Behandelter Abschnitt Hes 23,1-4
Einleitung
In diesem Kapitel schildert Hesekiel anschaulich die Geschichte der Schwesterkönigreiche Israel und Juda. In Hesekiel 16 vergleicht der HERR Jerusalem mit einer Hure. Derselbe Vergleich wird in diesem Kapitel verwendet, aber jetzt für die gesamte Nation. Die Betonung im vorherigen Vergleich liegt auf dem geistlichen Ehebruch mit dem kanaanäischen Götzendienst. Darüber hinaus geht es in Hesekiel 23 auch um Israels politischen Ehebruch, d. h. um seine politischen Bündnisse mit fremden Mächten. Hesekiel 16 betont mehr die frühere Geschichte Israels, während Hesekiel 23 mehr die spätere Geschichte hervorhebt.
Das Kapitel kann in fünf Abschnitte unterteilt werden:
Einleitung: Ohola und Oholiba (Verse 1–4)
Die Sünde von Ohola (Samaria) (Verse 5–10)
Die Sünde von Oholiba (Jerusalem) (Verse 11–21)
Das Gericht über Oholiba (Verse 22–35)
Gericht über Ohola und Oholiba (Verse 36–49)
Verse 1–4 | Ohola und Oholiba
1 Und das Wort des HERRN erging an mich, indem er sprach: 2 Menschensohn, es waren zwei Frauen, Töchter einer Mutter. 3 Und sie hurten in Ägypten, in ihrer Jugend hurten sie; dort wurden ihre Brüste gedrückt, und dort betastete man ihren jungfräulichen Busen. 4 Und ihre Namen sind Ohola, die größere, und Oholiba, ihre Schwester. Und sie wurden mein und gebaren Söhne und Töchter; und was ihre Namen betrifft: Samaria ist Ohola, und Jerusalem ist Oholiba.
Das Wort des HERRN ergeht an Hesekiel (Vers 1). Der HERR stellt Hesekiel die politischen Sünden seines Volkes in einem Gleichnis von zwei Schwestern vor (Vers 2).

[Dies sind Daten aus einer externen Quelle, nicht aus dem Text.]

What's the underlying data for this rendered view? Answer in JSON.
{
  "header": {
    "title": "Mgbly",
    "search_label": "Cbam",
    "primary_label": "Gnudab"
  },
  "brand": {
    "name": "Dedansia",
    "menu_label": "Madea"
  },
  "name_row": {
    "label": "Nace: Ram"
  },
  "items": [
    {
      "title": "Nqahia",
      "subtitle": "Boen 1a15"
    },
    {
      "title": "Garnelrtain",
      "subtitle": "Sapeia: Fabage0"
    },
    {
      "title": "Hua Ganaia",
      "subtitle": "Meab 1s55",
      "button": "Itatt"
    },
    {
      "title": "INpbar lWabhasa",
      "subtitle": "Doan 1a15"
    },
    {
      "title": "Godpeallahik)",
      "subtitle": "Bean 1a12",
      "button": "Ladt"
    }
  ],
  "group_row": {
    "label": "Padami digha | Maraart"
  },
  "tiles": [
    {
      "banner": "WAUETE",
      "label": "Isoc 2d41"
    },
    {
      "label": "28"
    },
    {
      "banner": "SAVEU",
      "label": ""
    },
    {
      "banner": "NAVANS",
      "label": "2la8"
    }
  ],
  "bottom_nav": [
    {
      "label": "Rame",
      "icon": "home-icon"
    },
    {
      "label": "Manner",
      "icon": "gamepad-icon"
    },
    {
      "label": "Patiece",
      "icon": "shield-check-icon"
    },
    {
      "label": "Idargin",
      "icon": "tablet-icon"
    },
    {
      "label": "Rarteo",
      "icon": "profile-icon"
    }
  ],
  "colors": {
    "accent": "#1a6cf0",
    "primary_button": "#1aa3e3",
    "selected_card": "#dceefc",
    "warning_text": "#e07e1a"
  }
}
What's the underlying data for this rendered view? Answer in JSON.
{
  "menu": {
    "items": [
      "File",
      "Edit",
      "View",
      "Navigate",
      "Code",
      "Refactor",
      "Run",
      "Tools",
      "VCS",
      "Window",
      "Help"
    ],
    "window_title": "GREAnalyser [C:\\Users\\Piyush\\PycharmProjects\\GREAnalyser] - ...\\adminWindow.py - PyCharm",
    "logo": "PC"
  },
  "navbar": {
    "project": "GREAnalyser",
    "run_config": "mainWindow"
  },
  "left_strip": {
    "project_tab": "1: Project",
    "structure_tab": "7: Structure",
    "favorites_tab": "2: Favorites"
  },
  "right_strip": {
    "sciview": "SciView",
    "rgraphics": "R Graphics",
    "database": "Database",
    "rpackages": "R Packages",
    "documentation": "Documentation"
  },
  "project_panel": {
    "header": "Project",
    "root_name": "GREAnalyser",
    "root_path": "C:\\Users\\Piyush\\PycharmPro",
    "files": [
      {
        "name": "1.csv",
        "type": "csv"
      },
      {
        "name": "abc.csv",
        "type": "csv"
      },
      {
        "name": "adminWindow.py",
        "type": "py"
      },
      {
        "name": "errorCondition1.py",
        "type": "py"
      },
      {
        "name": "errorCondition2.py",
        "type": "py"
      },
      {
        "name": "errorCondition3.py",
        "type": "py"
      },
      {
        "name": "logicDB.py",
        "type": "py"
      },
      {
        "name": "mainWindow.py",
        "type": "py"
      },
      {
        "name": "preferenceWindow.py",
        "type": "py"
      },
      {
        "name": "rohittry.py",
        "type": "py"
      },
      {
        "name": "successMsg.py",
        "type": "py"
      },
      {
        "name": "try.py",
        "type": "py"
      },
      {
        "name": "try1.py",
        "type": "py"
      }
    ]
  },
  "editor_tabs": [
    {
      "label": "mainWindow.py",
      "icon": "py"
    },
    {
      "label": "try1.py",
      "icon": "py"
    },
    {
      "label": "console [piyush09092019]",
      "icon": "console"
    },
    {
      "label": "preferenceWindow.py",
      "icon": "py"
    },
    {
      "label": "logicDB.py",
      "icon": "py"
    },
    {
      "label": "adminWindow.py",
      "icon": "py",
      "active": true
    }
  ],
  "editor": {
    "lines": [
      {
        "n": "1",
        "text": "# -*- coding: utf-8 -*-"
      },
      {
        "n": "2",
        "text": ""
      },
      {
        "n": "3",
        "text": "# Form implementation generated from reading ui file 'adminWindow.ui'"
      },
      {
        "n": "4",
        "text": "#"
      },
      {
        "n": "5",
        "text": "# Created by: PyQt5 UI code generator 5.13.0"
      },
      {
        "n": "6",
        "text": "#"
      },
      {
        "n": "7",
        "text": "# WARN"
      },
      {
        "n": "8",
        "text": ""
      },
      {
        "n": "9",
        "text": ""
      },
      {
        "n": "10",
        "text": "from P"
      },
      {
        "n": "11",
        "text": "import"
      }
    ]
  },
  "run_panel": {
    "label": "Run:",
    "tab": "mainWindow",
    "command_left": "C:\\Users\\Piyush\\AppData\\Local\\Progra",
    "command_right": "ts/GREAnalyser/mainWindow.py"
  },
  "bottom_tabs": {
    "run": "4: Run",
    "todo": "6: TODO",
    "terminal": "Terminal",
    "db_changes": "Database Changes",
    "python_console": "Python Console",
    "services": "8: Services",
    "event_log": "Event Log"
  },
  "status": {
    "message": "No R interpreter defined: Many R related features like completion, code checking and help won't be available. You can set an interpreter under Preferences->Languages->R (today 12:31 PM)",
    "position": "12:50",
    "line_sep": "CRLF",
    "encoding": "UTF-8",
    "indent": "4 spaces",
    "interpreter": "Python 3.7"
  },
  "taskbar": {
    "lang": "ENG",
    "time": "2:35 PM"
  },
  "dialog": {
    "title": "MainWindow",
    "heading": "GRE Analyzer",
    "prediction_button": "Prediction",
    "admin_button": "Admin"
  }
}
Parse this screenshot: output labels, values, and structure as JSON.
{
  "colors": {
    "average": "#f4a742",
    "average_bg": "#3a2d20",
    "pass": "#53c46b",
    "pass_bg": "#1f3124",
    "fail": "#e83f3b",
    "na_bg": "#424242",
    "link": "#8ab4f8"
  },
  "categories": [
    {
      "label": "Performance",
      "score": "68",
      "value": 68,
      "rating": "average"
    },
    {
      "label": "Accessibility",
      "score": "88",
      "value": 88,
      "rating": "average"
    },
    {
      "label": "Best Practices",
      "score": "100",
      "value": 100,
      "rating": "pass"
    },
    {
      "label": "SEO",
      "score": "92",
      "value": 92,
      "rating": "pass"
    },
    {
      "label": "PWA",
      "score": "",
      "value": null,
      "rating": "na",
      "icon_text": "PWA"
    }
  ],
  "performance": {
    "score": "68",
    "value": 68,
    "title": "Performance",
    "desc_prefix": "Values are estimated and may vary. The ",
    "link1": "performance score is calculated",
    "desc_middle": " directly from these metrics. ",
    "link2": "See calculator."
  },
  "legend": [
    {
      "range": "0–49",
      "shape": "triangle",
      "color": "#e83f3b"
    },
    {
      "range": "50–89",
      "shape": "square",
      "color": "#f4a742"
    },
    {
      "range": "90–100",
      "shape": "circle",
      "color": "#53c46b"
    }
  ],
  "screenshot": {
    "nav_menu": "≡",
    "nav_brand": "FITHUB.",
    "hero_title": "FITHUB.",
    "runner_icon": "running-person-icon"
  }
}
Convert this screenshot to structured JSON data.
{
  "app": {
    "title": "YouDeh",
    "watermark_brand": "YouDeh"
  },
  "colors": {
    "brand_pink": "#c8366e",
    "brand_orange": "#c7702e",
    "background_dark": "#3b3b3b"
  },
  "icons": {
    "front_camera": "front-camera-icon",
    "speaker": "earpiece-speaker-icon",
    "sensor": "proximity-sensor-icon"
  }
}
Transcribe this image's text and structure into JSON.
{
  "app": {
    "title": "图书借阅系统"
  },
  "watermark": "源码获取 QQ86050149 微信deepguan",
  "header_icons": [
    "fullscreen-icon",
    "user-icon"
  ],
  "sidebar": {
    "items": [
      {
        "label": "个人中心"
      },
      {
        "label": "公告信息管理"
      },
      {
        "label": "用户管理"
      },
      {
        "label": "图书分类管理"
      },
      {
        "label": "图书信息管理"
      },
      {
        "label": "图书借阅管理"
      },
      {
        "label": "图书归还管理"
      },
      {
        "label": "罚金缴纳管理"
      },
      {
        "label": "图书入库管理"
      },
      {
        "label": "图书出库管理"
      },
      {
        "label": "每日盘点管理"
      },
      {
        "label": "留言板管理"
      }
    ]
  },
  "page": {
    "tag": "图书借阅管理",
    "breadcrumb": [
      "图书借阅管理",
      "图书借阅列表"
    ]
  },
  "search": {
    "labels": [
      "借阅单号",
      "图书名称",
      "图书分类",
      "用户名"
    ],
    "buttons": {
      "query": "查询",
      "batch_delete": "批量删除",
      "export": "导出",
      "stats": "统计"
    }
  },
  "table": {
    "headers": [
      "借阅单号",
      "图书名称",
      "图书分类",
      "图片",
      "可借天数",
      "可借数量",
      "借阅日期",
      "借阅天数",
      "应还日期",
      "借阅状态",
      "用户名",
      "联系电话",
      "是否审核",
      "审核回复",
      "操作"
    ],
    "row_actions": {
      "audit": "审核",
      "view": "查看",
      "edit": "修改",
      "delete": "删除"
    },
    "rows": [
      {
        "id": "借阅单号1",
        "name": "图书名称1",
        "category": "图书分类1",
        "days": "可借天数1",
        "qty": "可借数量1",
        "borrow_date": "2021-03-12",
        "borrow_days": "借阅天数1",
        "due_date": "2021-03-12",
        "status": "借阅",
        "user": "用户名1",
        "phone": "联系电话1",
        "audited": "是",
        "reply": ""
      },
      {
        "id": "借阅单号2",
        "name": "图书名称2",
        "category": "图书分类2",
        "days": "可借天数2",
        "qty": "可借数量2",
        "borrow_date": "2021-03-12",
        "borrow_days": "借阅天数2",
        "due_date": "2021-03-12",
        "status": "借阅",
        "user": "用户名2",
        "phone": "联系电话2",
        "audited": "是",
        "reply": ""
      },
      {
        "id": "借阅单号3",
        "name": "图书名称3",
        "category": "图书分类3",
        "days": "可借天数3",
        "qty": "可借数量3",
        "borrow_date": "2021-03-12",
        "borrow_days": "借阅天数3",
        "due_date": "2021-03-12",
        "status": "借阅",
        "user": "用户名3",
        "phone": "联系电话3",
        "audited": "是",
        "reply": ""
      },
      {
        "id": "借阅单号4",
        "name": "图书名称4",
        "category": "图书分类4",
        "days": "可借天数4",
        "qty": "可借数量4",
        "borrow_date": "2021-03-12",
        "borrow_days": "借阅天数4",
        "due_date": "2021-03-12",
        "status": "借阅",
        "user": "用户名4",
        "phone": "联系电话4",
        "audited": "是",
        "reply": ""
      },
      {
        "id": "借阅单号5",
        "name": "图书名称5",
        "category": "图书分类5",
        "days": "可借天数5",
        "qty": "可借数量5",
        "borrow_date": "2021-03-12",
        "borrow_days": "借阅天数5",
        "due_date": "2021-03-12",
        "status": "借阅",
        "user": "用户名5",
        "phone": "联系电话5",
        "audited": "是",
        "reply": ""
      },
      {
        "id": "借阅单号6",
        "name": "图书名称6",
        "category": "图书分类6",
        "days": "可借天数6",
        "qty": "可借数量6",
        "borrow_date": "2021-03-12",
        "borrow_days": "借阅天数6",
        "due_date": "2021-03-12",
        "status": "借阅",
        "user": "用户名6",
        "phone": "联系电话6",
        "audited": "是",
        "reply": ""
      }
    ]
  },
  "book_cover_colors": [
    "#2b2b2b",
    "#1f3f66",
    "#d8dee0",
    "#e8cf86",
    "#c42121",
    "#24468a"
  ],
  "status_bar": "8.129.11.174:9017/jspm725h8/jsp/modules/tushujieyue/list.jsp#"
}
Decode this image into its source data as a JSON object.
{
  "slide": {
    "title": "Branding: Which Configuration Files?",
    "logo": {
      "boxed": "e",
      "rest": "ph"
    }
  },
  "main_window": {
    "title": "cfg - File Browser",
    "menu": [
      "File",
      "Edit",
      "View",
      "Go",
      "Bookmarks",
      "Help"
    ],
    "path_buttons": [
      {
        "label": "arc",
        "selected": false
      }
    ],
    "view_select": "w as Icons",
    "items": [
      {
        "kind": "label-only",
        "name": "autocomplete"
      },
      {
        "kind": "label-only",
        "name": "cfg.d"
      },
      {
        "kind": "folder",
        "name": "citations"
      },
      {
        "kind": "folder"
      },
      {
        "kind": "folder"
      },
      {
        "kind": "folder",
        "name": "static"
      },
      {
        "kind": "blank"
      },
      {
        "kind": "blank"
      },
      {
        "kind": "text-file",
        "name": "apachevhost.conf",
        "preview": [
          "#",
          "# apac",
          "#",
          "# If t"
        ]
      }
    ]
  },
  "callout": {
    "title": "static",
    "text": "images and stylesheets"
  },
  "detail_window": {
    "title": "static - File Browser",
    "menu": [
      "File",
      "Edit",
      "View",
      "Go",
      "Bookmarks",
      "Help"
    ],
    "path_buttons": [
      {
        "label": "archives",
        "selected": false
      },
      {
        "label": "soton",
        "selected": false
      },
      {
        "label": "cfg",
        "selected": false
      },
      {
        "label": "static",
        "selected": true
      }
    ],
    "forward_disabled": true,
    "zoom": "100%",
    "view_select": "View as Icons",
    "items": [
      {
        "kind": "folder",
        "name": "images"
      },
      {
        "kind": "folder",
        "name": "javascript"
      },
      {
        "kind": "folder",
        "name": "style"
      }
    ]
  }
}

Dies ist das dritte Mal, nach Hesekiel 16 und Hesekiel 20, dass Er sich mit der Geschichte seines Volkes beschäftigt. In der
Beschreibung in Hesekiel 16 finden wir am Ende des Kapitels noch Hoffnung. Diese Hoffnung fehlt in der Beschreibung in diesem Kapitel. Dass die beiden Frauen Töchter einer Mutter sind, zeigt, dass Israel ursprünglich ein Volk war.
Doch wird schon von der Zeit an, als das Volk in Ägypten war, das Volk mit zwei Frauen verglichen (Vers 3). Dem eigentlichen Zerreißen des Reiches in zwei Teile ging eine lange Zeit der inneren Spaltung voraus. Dies sollte uns eine Warnung sein, einen Geist der Spaltung im Keim zu ersticken.
Die beiden Frauen geben sich den Zärtlichkeiten der Ägypter hin. Die Zeit in Ägypten beginnt zunächst gut, Joseph ist Vizekönig. Als Jakob und seine Söhne nach Ägypten kommen, dürfen sie im besten Teil des Landes wohnen (1Mo 47,6.11). Als die Sklaverei kommt, profitieren die Menschen weiterhin vom Wohlstand in Ägypten. Dieser Wohlstand gibt ein schönes Gefühl. Es macht die Sklaverei angenehm. Bald nachdem sie Ägypten verlassen haben und die Prüfung kommt, sehnen sie sich sogar nach ihrem Aufenthalt in Ägypten zurück (4Mo 11,5; 14,2-4; 2Mo 16,3).
Der HERR gibt beiden Frauen Namen und sagt auch, zu wem diese Namen gehören (Vers 4). Das hebräische Wort ohel, das „Zelt“ bedeutet, findet sich in beiden Namen. Ohola bedeutet „ihr Zelt“ und Oholiba bedeutet „mein Zelt ist in ihr“. Ohola ist eine Anspielung auf die eigenwillige Religion („ihr Zelt“) des Zehnstämmereiches, repräsentiert durch Samaria. Wir sehen diese Eigenwilligkeit in der Errichtung der Altäre für die goldenen Kälber in Bethel und Dan (1Kön 12,28-30). Oholiba ist eine Anspielung auf Jerusalem, wo der Tempel Gottes („mein Zelt“) steht und wo Er gewohnt hat.